= Nazareth Independent School District =

School district in Texas

Nazareth Independent School District is a public school district based in Nazareth, Texas (USA).

Located in east central Castro County, the district has one school, Nazareth School, that serves students in grades kindergarten through twelve.

In 2009, the school district was rated "recognized" by the Texas Education Agency.

The school mascot is the swift, short for swift fox, which is native to the area.

== Sports And UIL Academics ==
Nazareth is the state's most dominant girls' basketball program, having won the most overall state championships (27: 1977, 1978, 1979, 1980, 1981, 1982, 1984, 1985, 1988, 1989, 1990, 1991, 1996, 2000, 2001, 2002, 2005, 2007, 2014, 2015, 2017, 2018, 2019, 2020, 2023, 2025, 2026), and the most consecutive (6, from 1977 through 1982) of any school in any classification. The boys have won six titles of their own—1986, 2002, 2003, 2006, 2007, and 2010.

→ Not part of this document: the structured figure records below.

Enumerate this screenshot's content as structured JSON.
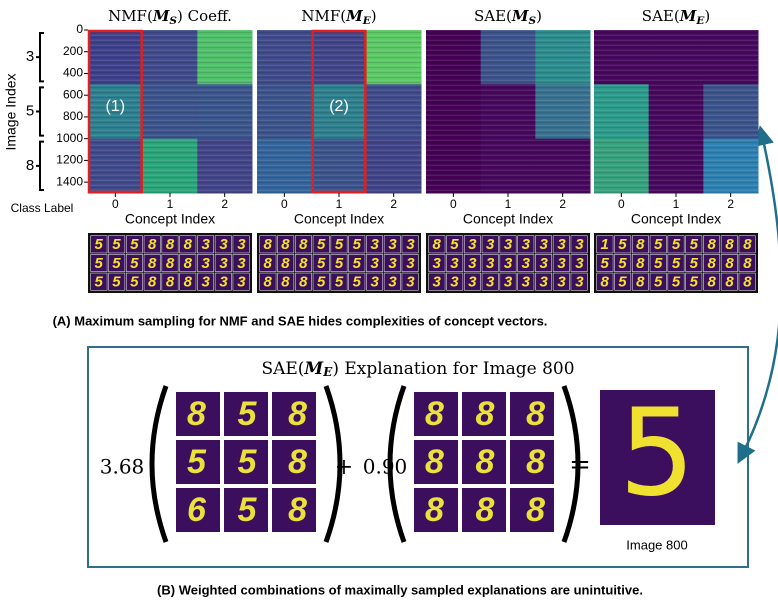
{
  "y_axis_label": "Image Index",
  "yticks": [
    0,
    200,
    400,
    600,
    800,
    1000,
    1200,
    1400
  ],
  "image_count": 1500,
  "class_axis_label": "Class Label",
  "classes": [
    "3",
    "5",
    "8"
  ],
  "x_axis_label": "Concept Index",
  "xticks": [
    0,
    1,
    2
  ],
  "panels": [
    {
      "title": {
        "prefix": "NMF(",
        "symbol": "M",
        "subscript": "S",
        "suffix": ") Coeff."
      },
      "highlight_label": "(1)",
      "digits": [
        "555888333",
        "555888333",
        "555888333"
      ]
    },
    {
      "title": {
        "prefix": "NMF(",
        "symbol": "M",
        "subscript": "E",
        "suffix": ")"
      },
      "highlight_label": "(2)",
      "digits": [
        "888555333",
        "888555333",
        "888555333"
      ]
    },
    {
      "title": {
        "prefix": "SAE(",
        "symbol": "M",
        "subscript": "S",
        "suffix": ")"
      },
      "digits": [
        "853333333",
        "333333333",
        "333333333"
      ]
    },
    {
      "title": {
        "prefix": "SAE(",
        "symbol": "M",
        "subscript": "E",
        "suffix": ")"
      },
      "digits": [
        "158555888",
        "558555888",
        "858555888"
      ]
    }
  ],
  "caption_a": "(A) Maximum sampling for NMF and SAE hides complexities of concept vectors.",
  "explanation": {
    "title": {
      "prefix": "SAE(",
      "symbol": "M",
      "subscript": "E",
      "suffix": ") Explanation for Image 800"
    },
    "weight_1": "3.68",
    "grid_1": [
      "858",
      "558",
      "658"
    ],
    "plus": "+",
    "weight_2": "0.90",
    "grid_2": [
      "888",
      "888",
      "888"
    ],
    "equals": "=",
    "image_digit": "5",
    "image_label": "Image 800"
  },
  "caption_b": "(B) Weighted combinations of maximally sampled explanations are unintuitive."
}
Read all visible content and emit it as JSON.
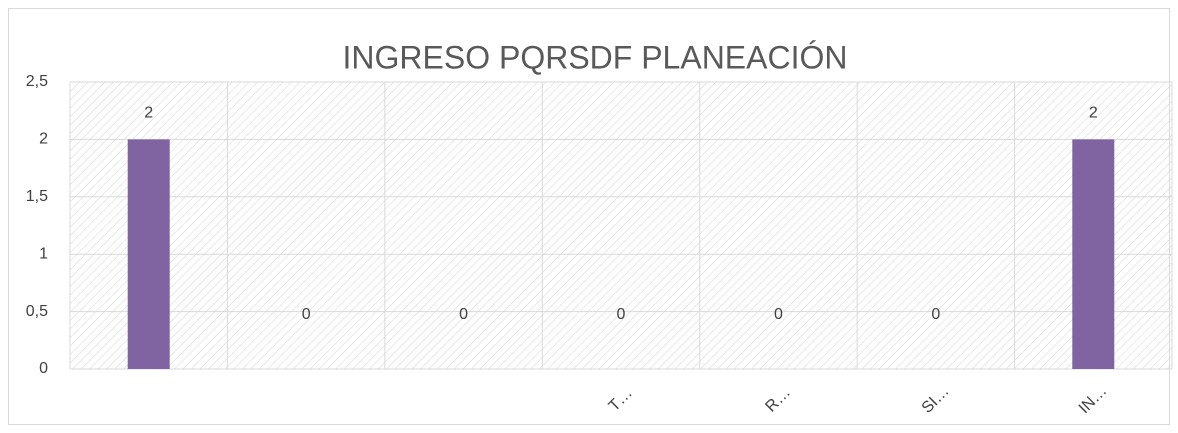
{
  "chart_data": {
    "type": "bar",
    "title": "INGRESO PQRSDF PLANEACIÓN",
    "categories": [
      null,
      null,
      null,
      "T…",
      "R…",
      "SI…",
      "IN…"
    ],
    "values": [
      2,
      0,
      0,
      0,
      0,
      0,
      2
    ],
    "color": "#8064a2",
    "ylim": [
      0,
      2.5
    ],
    "yticks": [
      0,
      {
        "value": 0.5,
        "label": "0,5"
      },
      1,
      {
        "value": 1.5,
        "label": "1,5"
      },
      2,
      {
        "value": 2.5,
        "label": "2,5"
      }
    ],
    "grid": true
  }
}
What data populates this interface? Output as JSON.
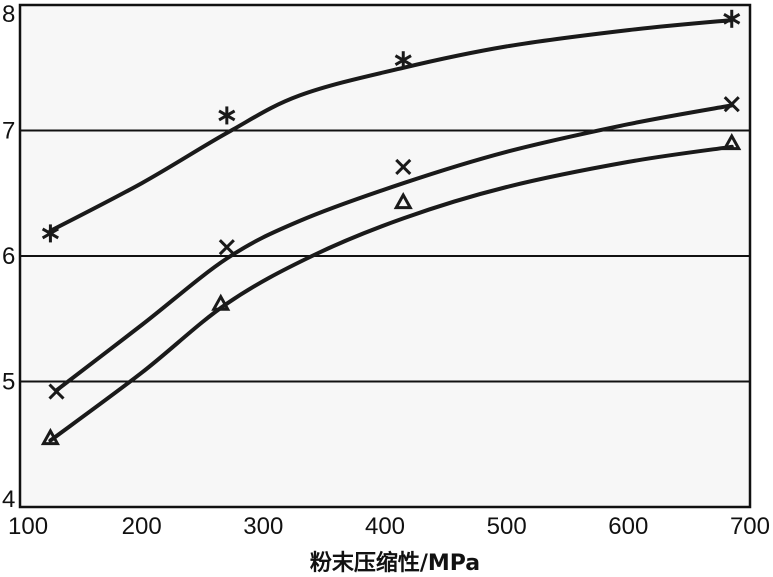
{
  "chart_data": {
    "type": "line",
    "title": "",
    "xlabel": "粉末压缩性/MPa",
    "ylabel": "",
    "xlim": [
      100,
      700
    ],
    "ylim": [
      4,
      8
    ],
    "xticks": [
      100,
      200,
      300,
      400,
      500,
      600,
      700
    ],
    "yticks": [
      4,
      5,
      6,
      7,
      8
    ],
    "xtick_labels": [
      "100",
      "200",
      "300",
      "400",
      "500",
      "600",
      "700"
    ],
    "ytick_labels": [
      "4",
      "5",
      "6",
      "7",
      "8"
    ],
    "gridlines_y": [
      5,
      6,
      7
    ],
    "series": [
      {
        "name": "asterisk",
        "marker": "asterisk",
        "x": [
          125,
          270,
          415,
          685
        ],
        "y": [
          6.18,
          7.12,
          7.56,
          7.89
        ],
        "curve": [
          [
            125,
            6.2
          ],
          [
            200,
            6.58
          ],
          [
            270,
            6.98
          ],
          [
            330,
            7.28
          ],
          [
            415,
            7.5
          ],
          [
            500,
            7.67
          ],
          [
            600,
            7.8
          ],
          [
            685,
            7.88
          ]
        ]
      },
      {
        "name": "cross",
        "marker": "x",
        "x": [
          130,
          270,
          415,
          685
        ],
        "y": [
          4.92,
          6.07,
          6.71,
          7.21
        ],
        "curve": [
          [
            130,
            4.93
          ],
          [
            200,
            5.45
          ],
          [
            270,
            5.98
          ],
          [
            330,
            6.28
          ],
          [
            415,
            6.58
          ],
          [
            500,
            6.83
          ],
          [
            600,
            7.05
          ],
          [
            685,
            7.2
          ]
        ]
      },
      {
        "name": "triangle",
        "marker": "triangle",
        "x": [
          125,
          265,
          415,
          685
        ],
        "y": [
          4.55,
          5.62,
          6.43,
          6.9
        ],
        "curve": [
          [
            125,
            4.53
          ],
          [
            200,
            5.07
          ],
          [
            270,
            5.62
          ],
          [
            340,
            6.0
          ],
          [
            415,
            6.3
          ],
          [
            500,
            6.55
          ],
          [
            600,
            6.75
          ],
          [
            685,
            6.87
          ]
        ]
      }
    ]
  }
}
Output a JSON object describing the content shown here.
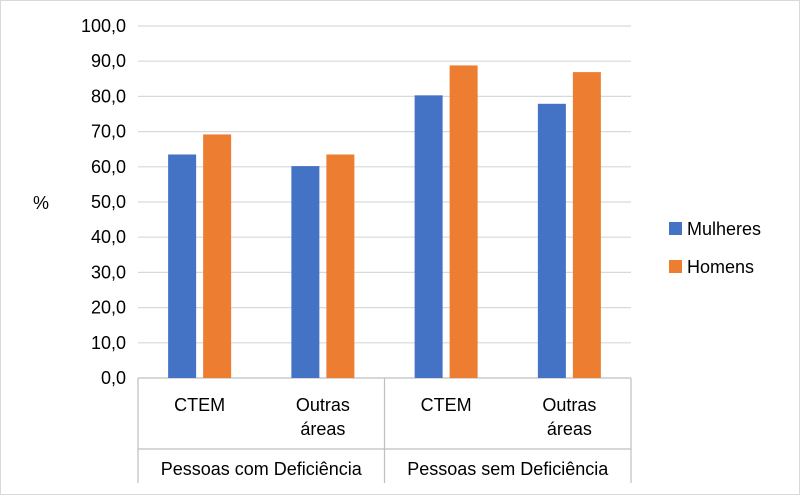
{
  "chart_data": {
    "type": "bar",
    "title": "",
    "xlabel": "",
    "ylabel": "%",
    "ylim": [
      0,
      100
    ],
    "yticks": [
      "0,0",
      "10,0",
      "20,0",
      "30,0",
      "40,0",
      "50,0",
      "60,0",
      "70,0",
      "80,0",
      "90,0",
      "100,0"
    ],
    "grid": true,
    "legend_position": "right",
    "groups": [
      {
        "label": "Pessoas com Deficiência",
        "categories": [
          "CTEM",
          "Outras áreas"
        ]
      },
      {
        "label": "Pessoas sem Deficiência",
        "categories": [
          "CTEM",
          "Outras áreas"
        ]
      }
    ],
    "categories": [
      "CTEM",
      "Outras áreas",
      "CTEM",
      "Outras áreas"
    ],
    "series": [
      {
        "name": "Mulheres",
        "color": "#4472c4",
        "values": [
          63.5,
          60.2,
          80.3,
          77.9
        ]
      },
      {
        "name": "Homens",
        "color": "#ed7d31",
        "values": [
          69.2,
          63.5,
          88.8,
          86.9
        ]
      }
    ]
  }
}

Nazareth won the overall Academic State Competition in 2022 & 2023

== Controversy ==
In July 2024, the ACLU of Texas sent Nazareth Independent School District a letter, alleging that the district's 2023-2024 dress and grooming code appeared to violate the Texas CROWN Act, a state law which prohibits racial discrimination based on hair texture or styles, and asking the district to revise its policies for the 2024-2025 school year.